Civitanova Marche (Macerata), 23 settembre 2014 – Erano stati sequestrati tre anni per gioco d’azzardo fa i locali del circolo privato Quadrifoglio di via Martiri di Belfiore, distrutti domenica mattina da un rogo doloso.

Era il gennaio del 2011 quando un blitz della sezione anticrimine del commissariato culminò con i sigilli della Procura all’appartamento che allora ospitava ufficialmente il circolo ‘Edilizia’, ma ufficiosamente una bisca clandestina e con l’accusa di gioco d’azzardo venne chiuso e il titolare di allora denunciato. Tra i mobili devastati dalle fiamme l’altra mattina, i vigili del fuoco e i carabinieri si sono trovati davanti anche ai resti di tavoli coperti da un panno verde.

Ed è ancora la pista del gioco d’azzardo ad essere stata messa a fuoco dagli inquirenti, quella che viene battuta dall’Arma e su cui si allunga anche l’ombra inquietante del racket. Sembra infatti il più classico dei codici di quel mondo il modus operandi usato dalla mano galeotta, e ancora sconosciuta, che ha lanciato attraverso la vetrata di ingresso trovata sfondata una bottiglia incendiaria, contenente liquido infiammabile, trovata all’interno del locale.

I carabinieri di Civitanova hanno ascoltato il presidente del circolo Quadrifoglio, G. F., che ha riferito di non avere subito minacce né avvertimenti e acquisito anche le testimonianze degli ultimi clienti del locale, che aveva chiuso intono alle cinque, due ore prima che venisse lanciato l’allarme incendio da un cittadino residente nella zona e che ha visto del fumo uscire dalle finestre prima che le fiamme devastassero tutto distruggendo pure elementi che sarebbero stati utili alle indagini.

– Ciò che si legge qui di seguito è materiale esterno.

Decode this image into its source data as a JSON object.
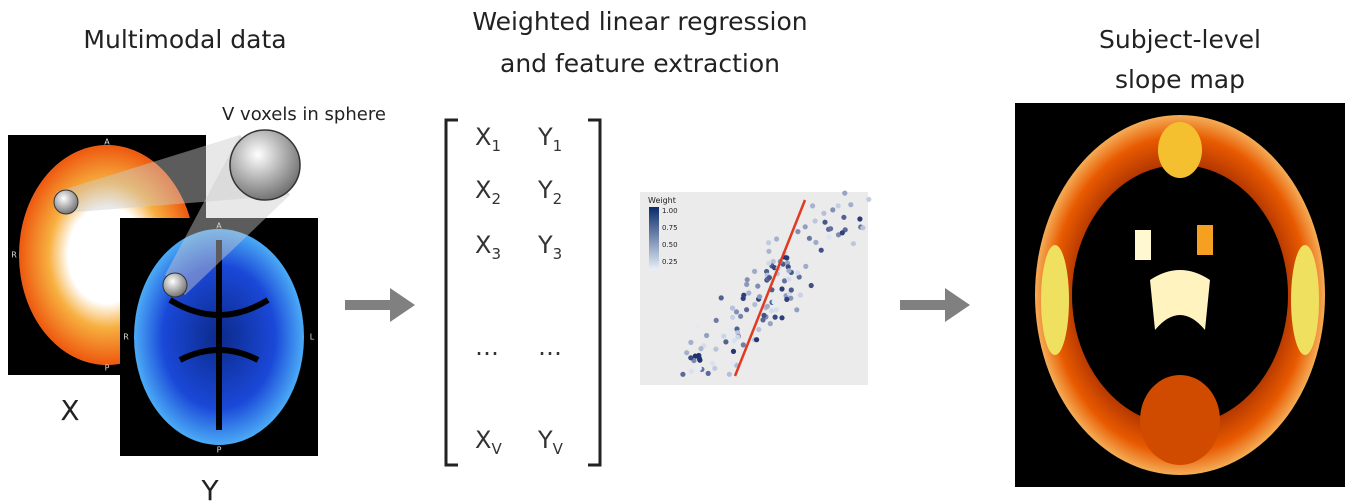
{
  "input": {
    "title": "Multimodal data",
    "sphere_label": "V voxels in sphere",
    "x_label": "X",
    "y_label": "Y",
    "orientation": {
      "anterior": "A",
      "posterior": "P",
      "right": "R",
      "left": "L"
    }
  },
  "regression": {
    "title_lines": [
      "Weighted linear regression",
      "and feature extraction"
    ],
    "matrix": [
      {
        "x": "X",
        "x_sub": "1",
        "y": "Y",
        "y_sub": "1"
      },
      {
        "x": "X",
        "x_sub": "2",
        "y": "Y",
        "y_sub": "2"
      },
      {
        "x": "X",
        "x_sub": "3",
        "y": "Y",
        "y_sub": "3"
      },
      {
        "x": "…",
        "y": "…"
      },
      {
        "x": "X",
        "x_sub": "V",
        "y": "Y",
        "y_sub": "V"
      }
    ],
    "legend_title": "Weight",
    "legend_ticks": [
      "1.00",
      "0.75",
      "0.50",
      "0.25"
    ]
  },
  "output": {
    "title_lines": [
      "Subject-level",
      "slope map"
    ]
  }
}
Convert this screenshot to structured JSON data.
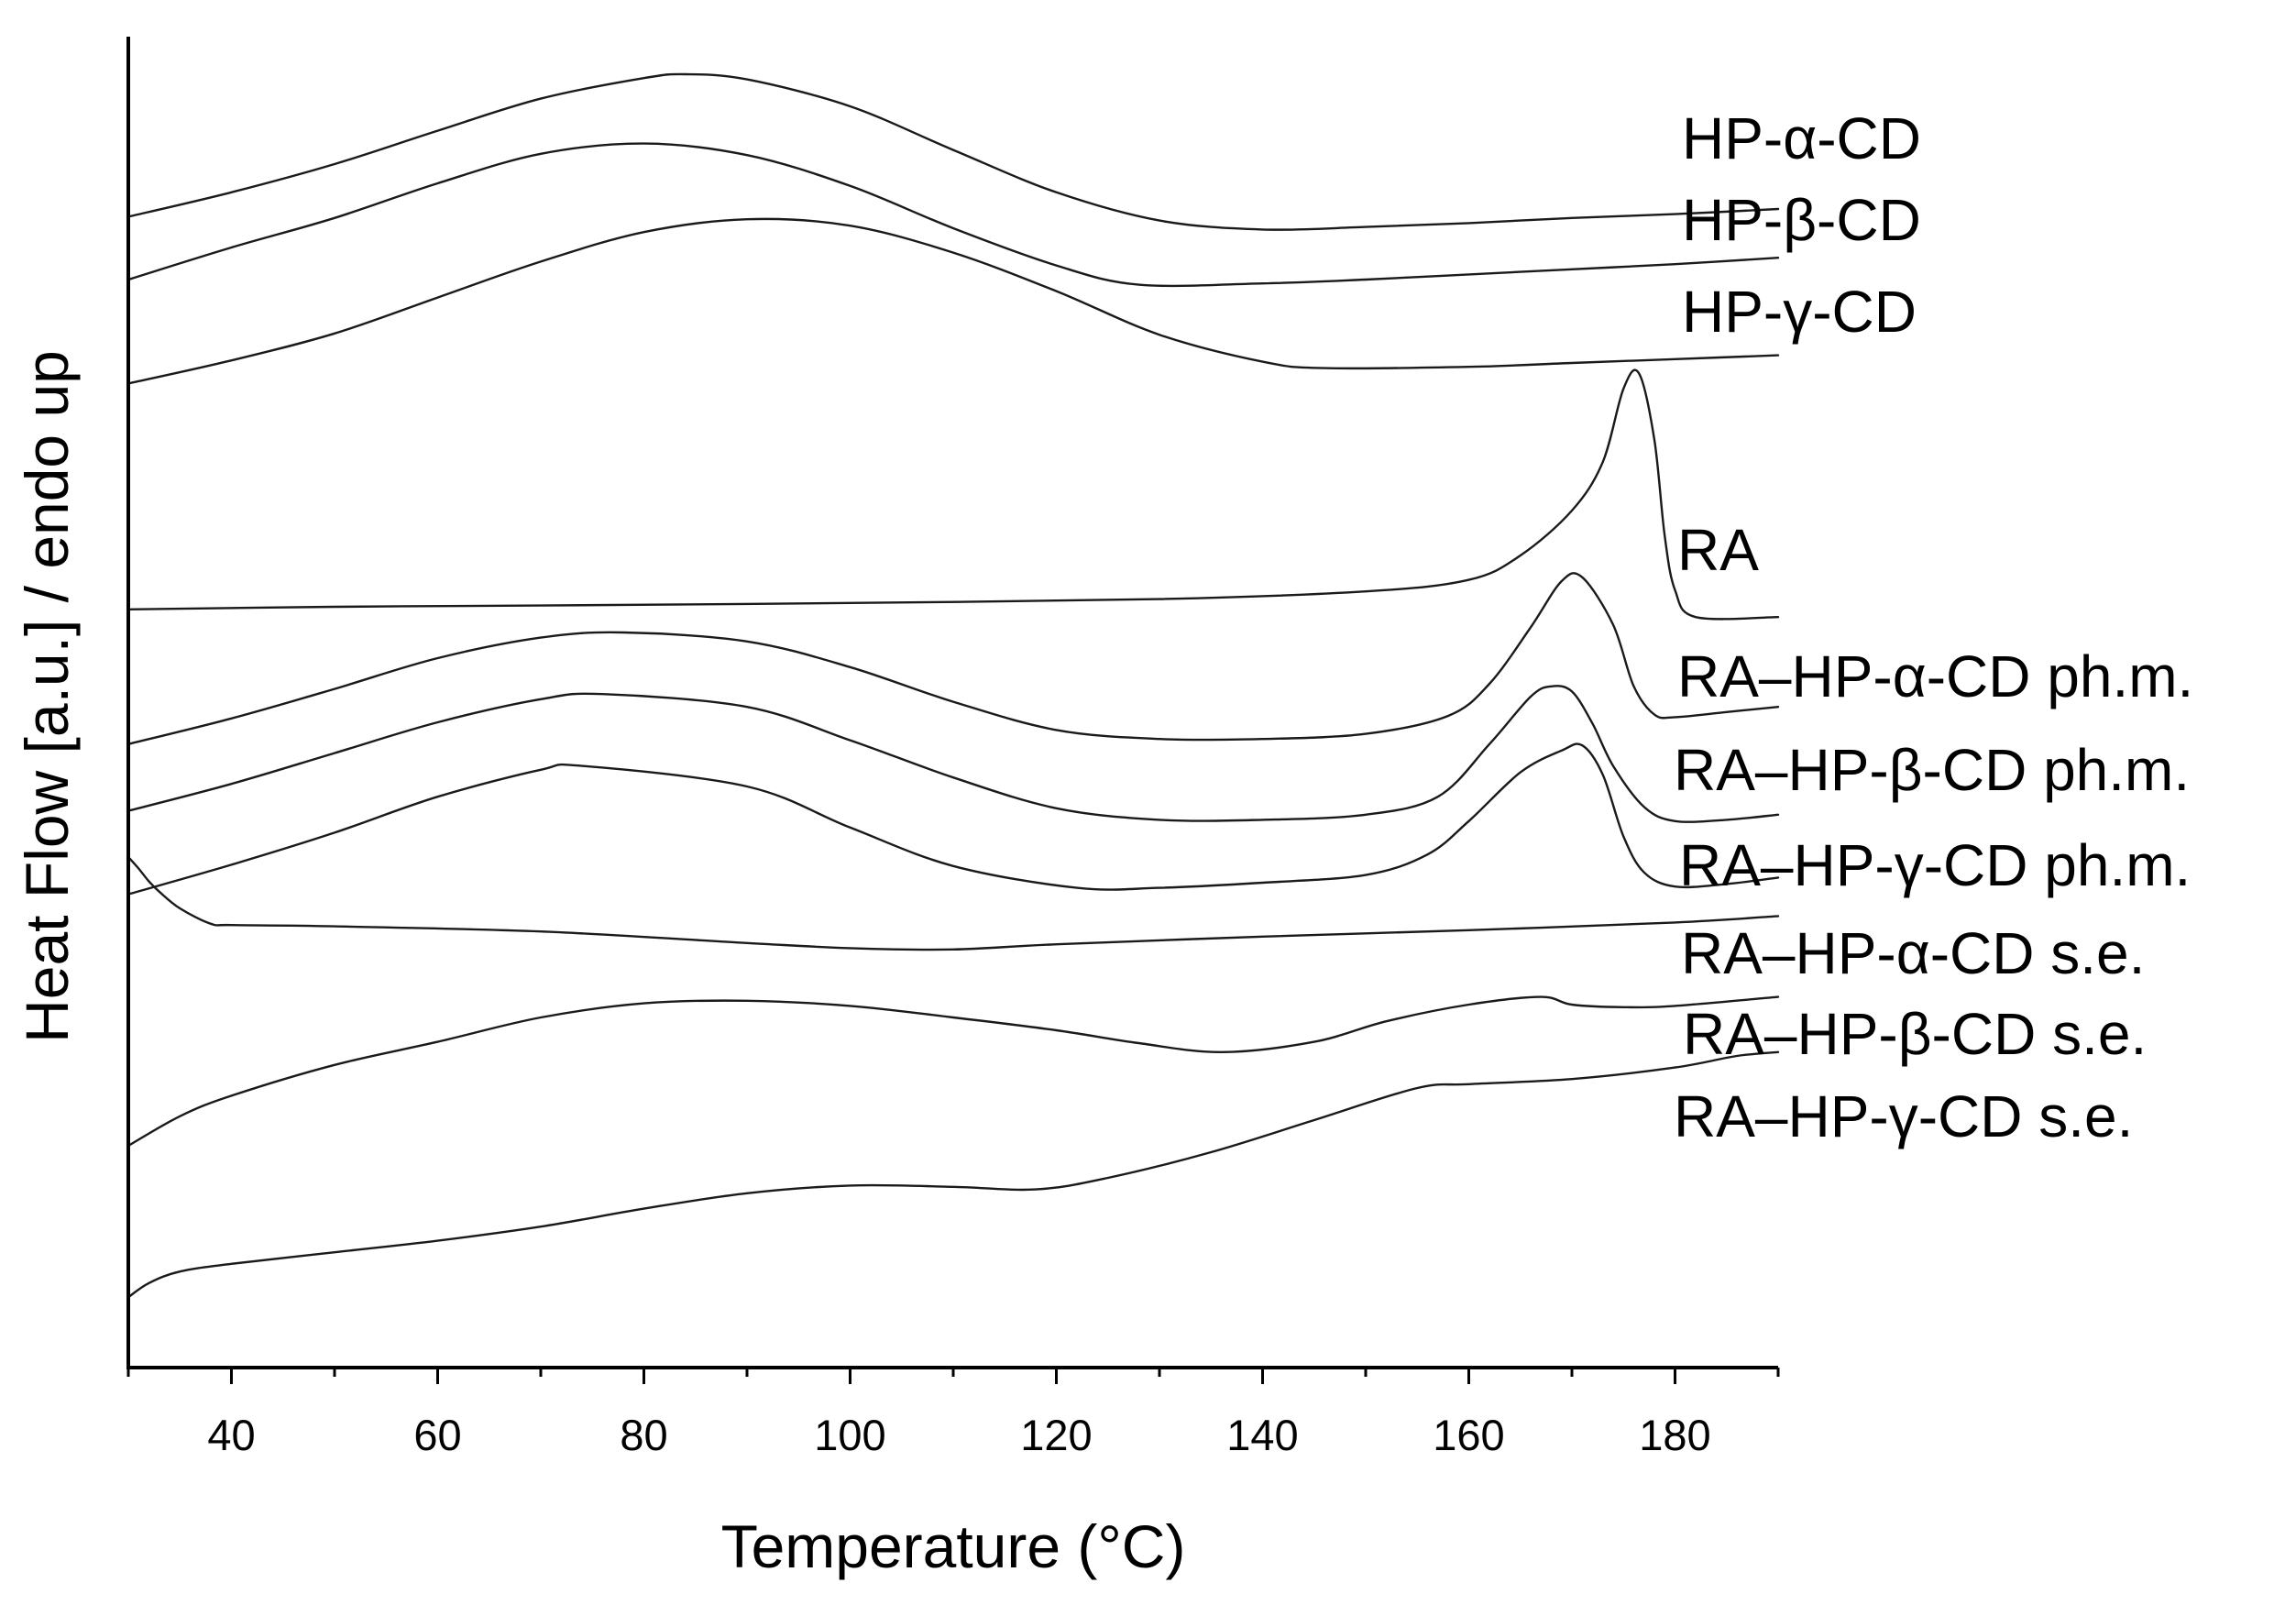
{
  "chart_data": {
    "type": "line",
    "title": "",
    "xlabel": "Temperature (°C)",
    "ylabel": "Heat Flow [a.u.] / endo up",
    "xlim": [
      30,
      190
    ],
    "ylim": [
      0,
      100
    ],
    "x_ticks": [
      40,
      60,
      80,
      100,
      120,
      140,
      160,
      180
    ],
    "x_tick_labels": [
      "40",
      "60",
      "80",
      "100",
      "120",
      "140",
      "160",
      "180"
    ],
    "y_tick_labels_shown": false,
    "legend": "inline labels at right of each curve",
    "series": [
      {
        "name": "HP-α-CD",
        "label": "HP-α-CD",
        "x": [
          30,
          40,
          50,
          60,
          70,
          80,
          84,
          90,
          100,
          110,
          120,
          130,
          140,
          150,
          160,
          170,
          180,
          190
        ],
        "y": [
          87.4,
          89.3,
          91.5,
          94.1,
          96.6,
          98.2,
          98.5,
          98.1,
          96.0,
          92.6,
          89.3,
          87.1,
          86.4,
          86.6,
          86.9,
          87.3,
          87.6,
          88.0
        ]
      },
      {
        "name": "HP-β-CD",
        "label": "HP-β-CD",
        "x": [
          30,
          40,
          50,
          60,
          70,
          80,
          90,
          100,
          110,
          120,
          128,
          140,
          150,
          160,
          170,
          180,
          190
        ],
        "y": [
          82.5,
          85.0,
          87.3,
          90.0,
          92.3,
          93.1,
          92.2,
          89.8,
          86.5,
          83.6,
          82.1,
          82.2,
          82.5,
          82.9,
          83.3,
          83.7,
          84.2
        ]
      },
      {
        "name": "HP-γ-CD",
        "label": "HP-γ-CD",
        "x": [
          30,
          40,
          50,
          60,
          70,
          80,
          90,
          100,
          110,
          120,
          130,
          140,
          146,
          160,
          170,
          180,
          190
        ],
        "y": [
          74.4,
          76.2,
          78.3,
          81.1,
          83.9,
          86.2,
          87.2,
          86.7,
          84.6,
          81.6,
          78.2,
          76.1,
          75.6,
          75.7,
          76.0,
          76.3,
          76.6
        ]
      },
      {
        "name": "RA",
        "label": "RA",
        "x": [
          30,
          50,
          70,
          100,
          130,
          150,
          160,
          165,
          170,
          173,
          175,
          176.5,
          178,
          179,
          180,
          182,
          190
        ],
        "y": [
          56.8,
          57.0,
          57.1,
          57.3,
          57.6,
          58.2,
          59.1,
          61.0,
          64.5,
          68.3,
          74.0,
          75.2,
          70.0,
          62.5,
          58.3,
          56.2,
          56.2
        ]
      },
      {
        "name": "RA–HP-α-CD ph.m.",
        "label": "RA–HP-α-CD ph.m.",
        "x": [
          30,
          40,
          50,
          60,
          70,
          78,
          90,
          100,
          110,
          120,
          130,
          140,
          150,
          158,
          162,
          166,
          169,
          171,
          174,
          176,
          178,
          180,
          185,
          190
        ],
        "y": [
          46.3,
          48.3,
          50.6,
          53.0,
          54.6,
          55.0,
          54.3,
          52.3,
          49.6,
          47.4,
          46.7,
          46.7,
          47.1,
          48.5,
          51.0,
          55.4,
          59.0,
          59.3,
          55.6,
          50.8,
          48.6,
          48.4,
          48.8,
          49.2
        ]
      },
      {
        "name": "RA–HP-β-CD ph.m.",
        "label": "RA–HP-β-CD ph.m.",
        "x": [
          30,
          40,
          50,
          60,
          70,
          76,
          90,
          100,
          110,
          120,
          130,
          140,
          150,
          157,
          162,
          166,
          168,
          170,
          172,
          174,
          177,
          180,
          185,
          190
        ],
        "y": [
          41.1,
          43.2,
          45.6,
          48.0,
          49.8,
          50.2,
          49.2,
          46.6,
          43.7,
          41.3,
          40.4,
          40.4,
          40.8,
          42.2,
          46.3,
          50.0,
          50.8,
          50.4,
          47.9,
          44.6,
          41.4,
          40.3,
          40.4,
          40.8
        ]
      },
      {
        "name": "RA–HP-γ-CD ph.m.",
        "label": "RA–HP-γ-CD ph.m.",
        "x": [
          30,
          40,
          50,
          60,
          70,
          74,
          90,
          100,
          110,
          122,
          130,
          140,
          150,
          156,
          160,
          165,
          169,
          171,
          173,
          175,
          177,
          180,
          185,
          190
        ],
        "y": [
          34.6,
          36.9,
          39.4,
          42.2,
          44.3,
          44.6,
          43.0,
          39.8,
          36.8,
          35.1,
          35.1,
          35.5,
          36.1,
          37.7,
          40.3,
          44.1,
          45.8,
          46.2,
          43.9,
          39.1,
          36.3,
          35.2,
          35.4,
          35.9
        ]
      },
      {
        "name": "RA–HP-α-CD s.e.",
        "label": "RA–HP-α-CD s.e.",
        "x": [
          30,
          31,
          32,
          33,
          35,
          38,
          40,
          50,
          70,
          90,
          100,
          110,
          120,
          140,
          160,
          180,
          190
        ],
        "y": [
          37.5,
          36.6,
          35.6,
          34.8,
          33.5,
          32.3,
          32.2,
          32.1,
          31.7,
          30.8,
          30.4,
          30.3,
          30.7,
          31.3,
          31.8,
          32.4,
          32.9
        ]
      },
      {
        "name": "RA–HP-β-CD s.e.",
        "label": "RA–HP-β-CD s.e.",
        "x": [
          30,
          35,
          40,
          50,
          60,
          70,
          80,
          90,
          100,
          110,
          120,
          128,
          136,
          145,
          152,
          160,
          167,
          170,
          175,
          180,
          190
        ],
        "y": [
          15.0,
          17.3,
          18.9,
          21.3,
          23.1,
          25.0,
          26.1,
          26.3,
          25.9,
          25.0,
          24.0,
          23.0,
          22.3,
          23.1,
          24.7,
          26.0,
          26.6,
          26.0,
          25.8,
          25.9,
          26.6
        ]
      },
      {
        "name": "RA–HP-γ-CD s.e.",
        "label": "RA–HP-γ-CD s.e.",
        "x": [
          30,
          32,
          35,
          40,
          50,
          60,
          70,
          80,
          90,
          100,
          110,
          118,
          125,
          135,
          145,
          155,
          160,
          170,
          180,
          186,
          190
        ],
        "y": [
          3.2,
          4.3,
          5.2,
          5.8,
          6.7,
          7.6,
          8.7,
          10.1,
          11.3,
          11.9,
          11.8,
          11.6,
          12.5,
          14.5,
          17.0,
          19.5,
          19.8,
          20.2,
          21.1,
          22.0,
          22.3
        ]
      }
    ]
  }
}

Spulciato dagli inquirenti anche il registro dei soci del circolo, che sono stati tutti identificati, ed effettuata una ricognizione delle telecamere in uso presso esercizi commerciali e abitazioni vicine al comparto dei negozi e degli uffici sopra cui, al secondo piano, si trova il circolo Quadrifoglio, che invece non era protetto da un circuito di video sorveglianza, mentre è risultata – come è purtroppo prassi costante – non funzionante la telecamera del sistema di sorveglianza comunale installata sopra l’incrocio della superstrada, molto vicina al circolo e che sarebbe stata utile, se attiva.